Dediğim gibi ben çok hayal kurarım ve kurduğum hayallerin
boşa gitmesini istemem, bu yüzden sürekli garip şeyler denerim. Kafamda
oluşanları resim diliyle ve kendi dilimle anlatmaya başlarım, tabi ki bu
günübirlik değil, şu ana dek 5-6 tarz çalıştım, her tarzımın bir sonrakine
uzanan yolunda en az bin resim yapmışımdır. İşin bana heyecan veren bir başka
yönü ise kafamda hala on bin planımın olması, doğmayı bekleyen binlerce aşkım,
yani resmim sırada sabırsızca yerlerinde duruyor. Dünyada kolaj tekniği ile
yaptıklarımın ilk olduğunu biliyorum, yanlış anlaşılmasın kolaj tekniğinin ilki
benim demiyorum, dediğim bu tekniği taşıdığım düzey ve tarz. İtiraf etmeliyim
ki kolaj çalışmalarım olanaksızlık dönemlerimin, yani boya, fırça vs.

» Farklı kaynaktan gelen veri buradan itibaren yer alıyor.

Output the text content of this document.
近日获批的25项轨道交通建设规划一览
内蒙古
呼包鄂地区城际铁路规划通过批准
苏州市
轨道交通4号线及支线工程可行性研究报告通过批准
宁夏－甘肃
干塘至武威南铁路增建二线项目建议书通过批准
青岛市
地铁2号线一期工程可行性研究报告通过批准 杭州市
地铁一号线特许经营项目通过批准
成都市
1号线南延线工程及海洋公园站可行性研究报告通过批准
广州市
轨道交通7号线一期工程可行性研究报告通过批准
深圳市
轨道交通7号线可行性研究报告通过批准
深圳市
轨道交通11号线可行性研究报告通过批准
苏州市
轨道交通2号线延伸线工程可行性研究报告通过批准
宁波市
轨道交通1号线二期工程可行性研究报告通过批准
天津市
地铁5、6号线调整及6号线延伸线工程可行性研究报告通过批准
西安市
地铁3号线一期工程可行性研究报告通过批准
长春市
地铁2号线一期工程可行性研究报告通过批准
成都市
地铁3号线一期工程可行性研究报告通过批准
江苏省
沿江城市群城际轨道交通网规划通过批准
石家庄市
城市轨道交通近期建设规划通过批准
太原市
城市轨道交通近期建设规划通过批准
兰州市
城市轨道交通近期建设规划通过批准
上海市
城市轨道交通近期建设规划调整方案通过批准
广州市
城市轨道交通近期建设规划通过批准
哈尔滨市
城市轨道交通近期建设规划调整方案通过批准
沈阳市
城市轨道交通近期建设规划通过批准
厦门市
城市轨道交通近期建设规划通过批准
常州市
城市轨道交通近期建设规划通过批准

alabilecek paramın olmadığı bir dönemdi. Ve elime geçen tüm sert yüzeylere
yapıştırmaya başladım, iğneyle kuyu kazmak gibi bir şey bu. Belirtmek isterim
ki asla ve asla hiçbir teknolojik üründen yararlanmadım. Bu teknikte yaptığım
yüzün üzerinde İstanbul resmim, en az bir o kadar değişik metal ve malzemelerden
oluşan soyut resmim koleksiyonlarda yerlerini bulmuştur. Şu bir gerçektir:
sonuçta ortaya “sanat eseri” çıkıyorsa ve en az 2-3 yüzyıl dayanabilecek,
bozulmayacak, değişmeyecek malzemelerle doyuruyorsanız ne tür bir malzeme
kullanacağınız hiç önemli değil, daha doğrusu fark olmaz.
Siz yaşamını tamamen
resme adamış, bugüne kadar onlarca sergi açmışsınız. Resim ve sanat adına tüm
hayallerinizi gerçekleştirdiğinize inanıyor musunuz? Bundan sonraki
hedefleriniz nelerdir?
Boya dokunmamış hiçbir elbisem, ayakkabım yoktur benim, son
15 yıldır tırnak aralarımın boyasız olduğunu söyleyemem, bilmeyenler çoğu kez
tırnaklarımın pis olduğunu sanırlar… Benim oksijenim RESİM… Çalışmadığım nadir
de olsa 1-2 gün olunca aşırı agresifleşiyorum ve etrafımdakileri kırdığımı
görüyorum. Bu yüzden evliliklerimi -4 kez evlendim-yürütemedim. Yaşamım boyunca
resimlerimden çok para kazanmayı aklımdan bile geçirmedim. Yaptığım bir resmi 5
resim daha yapabilmek için makul paralarla sattım. Hayallerimi dizginleyemememden
dolayı şu ana dek 7.000’nin üzerinde resim yaptım ve hiçbir zaman onlarla bir
pazar oluşturmaya zaman ayırmadığım gibi, önem de vermedim. İçimdeki resim
aşkımı yaşayabilmek için küçük fiyatlara resim satmam bana bu aşkı yaşatıyorsa
ödül başka ne olabilir ki? Sonsuza tohumladığım ürünlerimin varlığı ve hep var
olacağı gerçeği hayallerimin gerçeğe dönüşmesini sağlıyorsa neyi neye göre
kıyaslayabilirim. Böyle bir hesap ve yaklaşım ne kadar sığ ve basit olur, bu
hayallerimi kendi elimle zehirlemek anlamına gelmez mi? Bunu asla yapmam.